To return to “The Return of the Sorcerer,” Ogden’s new employer is especially fixated upon a passage about how, for a truly enterprising sorcerer, dismemberment is no barrier to resurrection. He also lives in fear of things that bump and scrape along the passages at night. Carnby claims that these are rats, which, as you know already, they aren’t. Trust me, in this situation, you would welcome rats.

From here, the story moves rapidly to a grisly, but not overly-graphic, conclusion. If you are easily disturbed by violence, well…this won’t bother you in the slightest. Compared to an average episode of The Walking Dead, “The Return of the Sorcerer” is extraordinarily tame.
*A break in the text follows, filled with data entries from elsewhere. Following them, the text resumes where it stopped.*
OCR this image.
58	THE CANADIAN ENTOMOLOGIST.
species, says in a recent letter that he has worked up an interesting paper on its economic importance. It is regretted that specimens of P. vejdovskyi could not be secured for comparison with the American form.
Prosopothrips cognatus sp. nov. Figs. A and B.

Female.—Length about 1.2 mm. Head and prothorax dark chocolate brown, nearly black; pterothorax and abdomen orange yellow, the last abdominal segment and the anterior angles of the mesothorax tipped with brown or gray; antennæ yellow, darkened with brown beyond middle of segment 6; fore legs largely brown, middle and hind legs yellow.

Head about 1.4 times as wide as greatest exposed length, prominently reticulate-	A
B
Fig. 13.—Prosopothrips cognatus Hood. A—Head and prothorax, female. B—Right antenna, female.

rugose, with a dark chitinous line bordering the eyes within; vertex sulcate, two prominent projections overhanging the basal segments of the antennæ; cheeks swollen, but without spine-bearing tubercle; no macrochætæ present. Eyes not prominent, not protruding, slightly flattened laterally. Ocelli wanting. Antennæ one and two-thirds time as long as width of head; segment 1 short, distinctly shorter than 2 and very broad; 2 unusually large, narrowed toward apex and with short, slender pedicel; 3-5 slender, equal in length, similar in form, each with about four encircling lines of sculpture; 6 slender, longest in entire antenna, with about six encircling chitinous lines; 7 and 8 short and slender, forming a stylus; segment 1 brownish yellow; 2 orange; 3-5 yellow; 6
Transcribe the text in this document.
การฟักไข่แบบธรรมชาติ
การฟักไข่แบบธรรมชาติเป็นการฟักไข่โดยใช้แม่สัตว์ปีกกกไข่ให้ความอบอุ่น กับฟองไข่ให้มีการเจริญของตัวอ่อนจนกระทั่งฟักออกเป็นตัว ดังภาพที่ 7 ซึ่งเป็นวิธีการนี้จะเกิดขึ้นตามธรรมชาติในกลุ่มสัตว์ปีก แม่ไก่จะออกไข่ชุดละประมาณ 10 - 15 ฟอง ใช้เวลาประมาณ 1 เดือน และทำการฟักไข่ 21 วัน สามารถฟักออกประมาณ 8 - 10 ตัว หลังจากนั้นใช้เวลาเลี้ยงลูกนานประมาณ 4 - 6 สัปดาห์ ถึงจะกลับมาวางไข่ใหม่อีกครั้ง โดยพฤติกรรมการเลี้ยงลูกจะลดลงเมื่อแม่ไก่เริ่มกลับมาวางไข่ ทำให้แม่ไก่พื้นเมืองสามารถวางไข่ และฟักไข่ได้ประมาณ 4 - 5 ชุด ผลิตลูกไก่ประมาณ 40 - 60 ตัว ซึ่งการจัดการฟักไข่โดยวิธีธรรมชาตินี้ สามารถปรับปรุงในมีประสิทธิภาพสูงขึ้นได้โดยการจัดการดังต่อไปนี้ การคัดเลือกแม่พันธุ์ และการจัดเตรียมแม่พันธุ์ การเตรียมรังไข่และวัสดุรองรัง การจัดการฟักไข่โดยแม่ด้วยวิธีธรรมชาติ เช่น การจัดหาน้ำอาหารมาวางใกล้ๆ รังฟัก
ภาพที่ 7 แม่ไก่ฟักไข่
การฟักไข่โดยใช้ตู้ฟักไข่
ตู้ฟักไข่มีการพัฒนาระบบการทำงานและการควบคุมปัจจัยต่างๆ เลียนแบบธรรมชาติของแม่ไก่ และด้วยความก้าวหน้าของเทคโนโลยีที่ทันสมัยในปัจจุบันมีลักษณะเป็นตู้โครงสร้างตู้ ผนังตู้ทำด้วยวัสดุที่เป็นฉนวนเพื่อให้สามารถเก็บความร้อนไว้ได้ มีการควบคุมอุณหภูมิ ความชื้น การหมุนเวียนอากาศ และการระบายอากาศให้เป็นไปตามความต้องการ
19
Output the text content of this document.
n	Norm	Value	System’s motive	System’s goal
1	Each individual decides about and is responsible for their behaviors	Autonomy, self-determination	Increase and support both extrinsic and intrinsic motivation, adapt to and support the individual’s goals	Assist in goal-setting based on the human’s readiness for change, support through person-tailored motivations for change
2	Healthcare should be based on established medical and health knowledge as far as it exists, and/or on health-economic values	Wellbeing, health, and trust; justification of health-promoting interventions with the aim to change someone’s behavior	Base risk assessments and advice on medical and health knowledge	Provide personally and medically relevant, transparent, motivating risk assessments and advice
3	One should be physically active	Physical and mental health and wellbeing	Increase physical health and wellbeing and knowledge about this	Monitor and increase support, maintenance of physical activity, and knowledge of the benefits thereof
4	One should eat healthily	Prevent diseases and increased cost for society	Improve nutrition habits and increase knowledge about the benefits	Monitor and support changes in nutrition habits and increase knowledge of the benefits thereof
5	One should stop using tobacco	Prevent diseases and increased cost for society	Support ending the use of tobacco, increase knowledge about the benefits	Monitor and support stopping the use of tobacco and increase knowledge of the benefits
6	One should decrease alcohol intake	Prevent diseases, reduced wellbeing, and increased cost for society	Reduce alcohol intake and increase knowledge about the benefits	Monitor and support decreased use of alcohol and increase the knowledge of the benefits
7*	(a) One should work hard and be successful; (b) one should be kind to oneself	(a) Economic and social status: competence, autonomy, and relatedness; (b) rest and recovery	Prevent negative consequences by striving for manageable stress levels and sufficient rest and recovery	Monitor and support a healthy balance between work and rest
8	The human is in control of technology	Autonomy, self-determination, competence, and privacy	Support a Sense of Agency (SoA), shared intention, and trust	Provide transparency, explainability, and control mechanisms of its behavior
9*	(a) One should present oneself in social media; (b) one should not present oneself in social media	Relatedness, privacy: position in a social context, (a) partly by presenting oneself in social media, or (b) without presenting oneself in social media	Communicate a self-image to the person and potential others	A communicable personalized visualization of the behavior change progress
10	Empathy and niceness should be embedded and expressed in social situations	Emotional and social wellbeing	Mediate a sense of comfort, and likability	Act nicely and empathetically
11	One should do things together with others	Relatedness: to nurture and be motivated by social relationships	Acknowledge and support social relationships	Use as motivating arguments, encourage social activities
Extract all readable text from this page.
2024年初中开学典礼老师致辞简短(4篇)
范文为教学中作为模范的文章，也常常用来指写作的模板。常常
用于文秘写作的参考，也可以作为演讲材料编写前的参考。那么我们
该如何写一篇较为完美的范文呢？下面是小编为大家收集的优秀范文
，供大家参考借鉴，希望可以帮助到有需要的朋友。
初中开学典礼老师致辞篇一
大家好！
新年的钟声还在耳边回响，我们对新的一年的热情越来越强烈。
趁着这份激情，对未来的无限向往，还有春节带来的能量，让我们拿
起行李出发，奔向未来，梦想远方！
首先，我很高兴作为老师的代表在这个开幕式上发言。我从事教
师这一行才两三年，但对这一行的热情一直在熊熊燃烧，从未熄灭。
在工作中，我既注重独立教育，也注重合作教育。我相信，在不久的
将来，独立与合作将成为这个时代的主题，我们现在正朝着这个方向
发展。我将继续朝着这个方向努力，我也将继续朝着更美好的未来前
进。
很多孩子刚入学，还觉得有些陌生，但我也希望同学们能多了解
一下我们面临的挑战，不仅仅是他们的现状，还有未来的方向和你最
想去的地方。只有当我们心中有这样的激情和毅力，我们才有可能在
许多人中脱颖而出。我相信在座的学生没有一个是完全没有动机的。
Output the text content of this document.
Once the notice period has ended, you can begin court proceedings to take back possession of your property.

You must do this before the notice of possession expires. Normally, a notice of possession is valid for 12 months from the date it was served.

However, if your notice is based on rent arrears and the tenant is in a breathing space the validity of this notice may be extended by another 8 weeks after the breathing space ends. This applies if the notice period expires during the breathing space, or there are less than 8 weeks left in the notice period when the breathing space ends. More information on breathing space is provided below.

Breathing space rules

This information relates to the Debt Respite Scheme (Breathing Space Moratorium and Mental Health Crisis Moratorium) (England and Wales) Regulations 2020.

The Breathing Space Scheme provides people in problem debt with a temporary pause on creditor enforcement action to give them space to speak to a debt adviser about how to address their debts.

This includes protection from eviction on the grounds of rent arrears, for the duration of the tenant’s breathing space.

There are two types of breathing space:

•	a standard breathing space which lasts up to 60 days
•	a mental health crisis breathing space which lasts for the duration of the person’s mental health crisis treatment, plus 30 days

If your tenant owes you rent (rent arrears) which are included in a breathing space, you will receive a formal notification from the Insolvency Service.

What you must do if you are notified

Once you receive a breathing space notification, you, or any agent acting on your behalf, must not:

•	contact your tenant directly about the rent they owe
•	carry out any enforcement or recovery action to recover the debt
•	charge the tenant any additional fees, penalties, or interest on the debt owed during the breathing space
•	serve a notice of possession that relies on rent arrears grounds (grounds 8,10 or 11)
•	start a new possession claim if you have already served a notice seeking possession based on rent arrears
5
There’s something almost genteel and 19th-century about “The Return of the Sorcerer.”  It reads like an American response to British-style supernatural fiction, and I know I’d be a bigger fan of Smith’s work had more of it been written in this style. Unfortunately, however, there was always some new surrealistic horror for him to describe, and so off he went.

One final note: “The Return of the Sorcerer” was adapted for television in 1972, as a episode of Rod Serling‘s Night Gallery. It starred Vincent Price as Carnby, and Bill Bixby as the translator, whose name was inexplicably changed to “Noel Evans.” The show took a number of other liberties with Smith’s story as well, but it was redeemed by a self-parodying late-’60s patina (e.g., a black mass is described as “far out”), cheesy production tricks (such as a hallway in Carnby’s house being full of fog) and Vincent Price, who’s always fun. The episode can be seen on Hulu.

___________________

*This quote is from the “Clark Ashton Smith” entry in The Penguin Encyclopedia of Horror and the Supernatural, edited by Jack Sullivan. Published in 1986, it is excellent (with contributors ranging from Jacques Barzun to Ramsey Campbell), yet long out of print, sadly. If you ever have a chance to buy a copy, be sure to snap it up. Its ISBN-10 is 0-670-80902-0.

**That’s right — I said aggressive mutant Venezuelan foliage. See “The Seed from the Sepulcher,” from the October 1933 edition of Weird Tales, if you dare.